Naturally, we stayed up until four last night being raucous. Naturally, I knocked back half a quart of tequila and woke up with a headache after less than five hours’ sleep. Had some special commitments before and at Radcon that made it somewhat necessary to get moving before one was thoroughly ready, but all was handled in good order without screwing up.
Tell you this: Radcon’s vendors should love up on me. I think my friends have dropped $1000 on the dealer room–and happy to do it. Nyssa and Jeff’s leather goods and clothes are some of the best going, as are Jane and Elizabeth’s at Seams Like Magick. Rebekah went in her medieval stuff complete to the gray cape with the elegant chicken guts on the sleeves, hand-sewn. Marcel’s self-designed and created musketeer costume could buckle the swashes of the Radcon women any day if Jenn weren’t along and equally imposing in her Victorian black silk dress. As before, I was the spud without a costume, except for the white beret.

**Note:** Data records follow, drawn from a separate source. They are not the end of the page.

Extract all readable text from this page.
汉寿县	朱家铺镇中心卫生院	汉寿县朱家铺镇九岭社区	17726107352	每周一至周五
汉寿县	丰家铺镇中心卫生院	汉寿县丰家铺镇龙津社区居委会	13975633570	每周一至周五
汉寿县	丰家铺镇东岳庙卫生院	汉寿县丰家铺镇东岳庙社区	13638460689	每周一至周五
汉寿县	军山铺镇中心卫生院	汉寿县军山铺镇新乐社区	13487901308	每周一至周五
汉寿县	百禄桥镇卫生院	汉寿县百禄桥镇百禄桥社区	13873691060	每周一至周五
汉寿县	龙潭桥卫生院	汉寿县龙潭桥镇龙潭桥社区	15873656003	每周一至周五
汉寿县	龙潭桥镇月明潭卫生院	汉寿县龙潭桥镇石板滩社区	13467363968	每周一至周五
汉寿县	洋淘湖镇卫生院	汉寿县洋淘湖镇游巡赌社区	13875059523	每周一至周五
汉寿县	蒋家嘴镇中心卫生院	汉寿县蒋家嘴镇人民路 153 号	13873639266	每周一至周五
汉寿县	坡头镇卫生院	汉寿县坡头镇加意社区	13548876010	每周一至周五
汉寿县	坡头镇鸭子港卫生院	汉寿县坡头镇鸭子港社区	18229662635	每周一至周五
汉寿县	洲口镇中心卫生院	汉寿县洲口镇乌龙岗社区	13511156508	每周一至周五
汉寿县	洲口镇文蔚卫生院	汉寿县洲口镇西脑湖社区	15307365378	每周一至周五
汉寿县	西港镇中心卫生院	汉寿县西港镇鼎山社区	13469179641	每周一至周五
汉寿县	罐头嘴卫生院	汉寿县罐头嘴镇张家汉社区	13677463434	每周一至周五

Made it to a couple of panels, which were pretty good, and caught up with Sharon for a good long catching of up. John did the filk/jam stuff again, toting his violin around all day, and Rebekah reprised her normal role as force of nature. I got to unwind a bit at Bottles & Shots (room party) with the friendly and kind Joe and Adrienne, and met some very nice folks there. This is composed during some upstairs raucosity back at my place (they don’t need my help to be raucous; it comes naturally). Deb has been a saint of taxiing, cooking, prepping, cleaning up and otherwise making everyone feel not just welcome but comfortable and cared for. I totally married the right woman–not because she does such things, but because she wants to. It’s great to see everyone getting along and forming their own relationships independent of the hosts, which is how it should go.

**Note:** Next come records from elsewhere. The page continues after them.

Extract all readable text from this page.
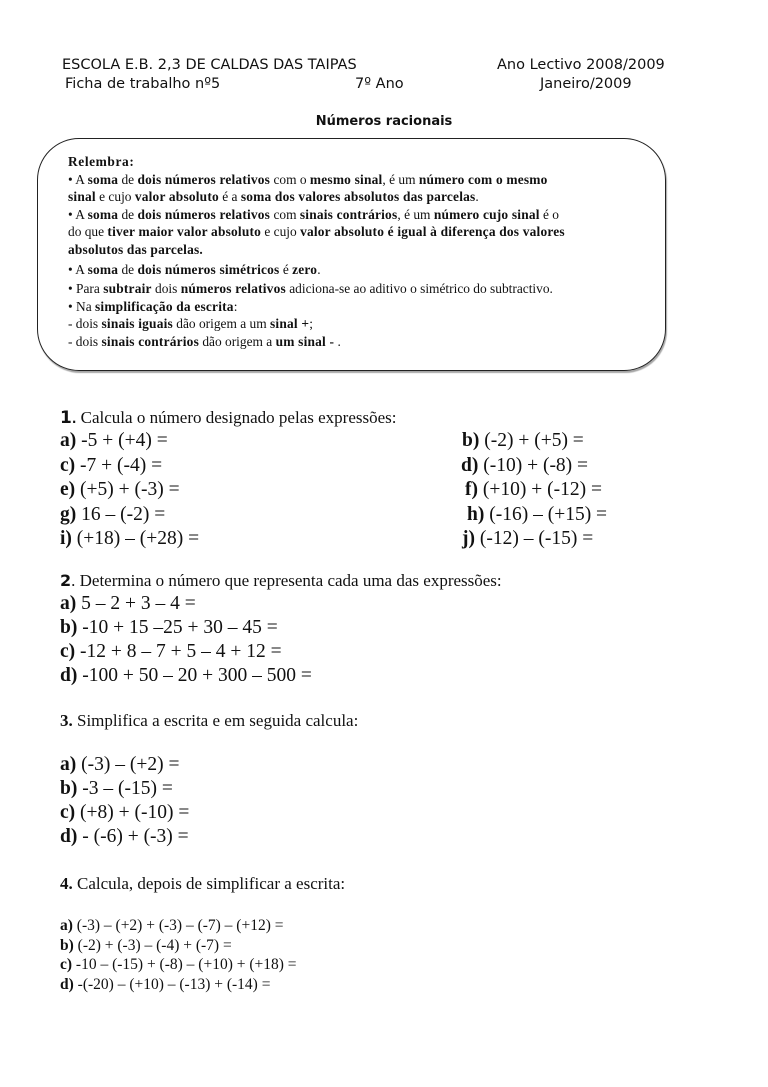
ESCOLA E.B. 2,3 DE CALDAS DAS TAIPAS	Ano Lectivo 2008/2009
Ficha de trabalho nº5	7º Ano	Janeiro/2009
Números racionais
Relembra:
• A soma de dois números relativos com o mesmo sinal, é um número com o mesmo
sinal e cujo valor absoluto é a soma dos valores absolutos das parcelas.
• A soma de dois números relativos com sinais contrários, é um número cujo sinal é o
do que tiver maior valor absoluto e cujo valor absoluto é igual à diferença dos valores
absolutos das parcelas.
• A soma de dois números simétricos é zero.
• Para subtrair dois números relativos adiciona-se ao aditivo o simétrico do subtractivo.
• Na simplificação da escrita:
- dois sinais iguais dão origem a um sinal +;
- dois sinais contrários dão origem a um sinal - .
1. Calcula o número designado pelas expressões:
a) -5 + (+4) =	b) (-2) + (+5) =
c) -7 + (-4) =	d) (-10) + (-8) =
e) (+5) + (-3) =	f) (+10) + (-12) =
g) 16 – (-2) =	h) (-16) – (+15) =
i) (+18) – (+28) =	j) (-12) – (-15) =
2. Determina o número que representa cada uma das expressões:
a) 5 – 2 + 3 – 4 =
b) -10 + 15 –25 + 30 – 45 =
c) -12 + 8 – 7 + 5 – 4 + 12 =
d) -100 + 50 – 20 + 300 – 500 =
3. Simplifica a escrita e em seguida calcula:
a) (-3) – (+2) =
b) -3 – (-15) =
c) (+8) + (-10) =
d) - (-6) + (-3) =
4. Calcula, depois de simplificar a escrita:
a) (-3) – (+2) + (-3) – (-7) – (+12) =
b) (-2) + (-3) – (-4) + (-7) =
c) -10 – (-15) + (-8) – (+10) + (+18) =
d) -(-20) – (+10) – (-13) + (-14) =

Didn’t get run over by any kids tonight, perhaps because someone said something, and perhaps because this time I was going to brace and take advantage of being built like a bridge abutment. Radcon staff seems to do pretty well in most ways, always remembering its all-volunteer nature. I still have to say, though, that it just is a difficult con for a mobility impairment.
There is no way I am getting soused tonight. None of my guests are–they bring the merriment as easily cold sober as drunk, and none are big drinkers anyway.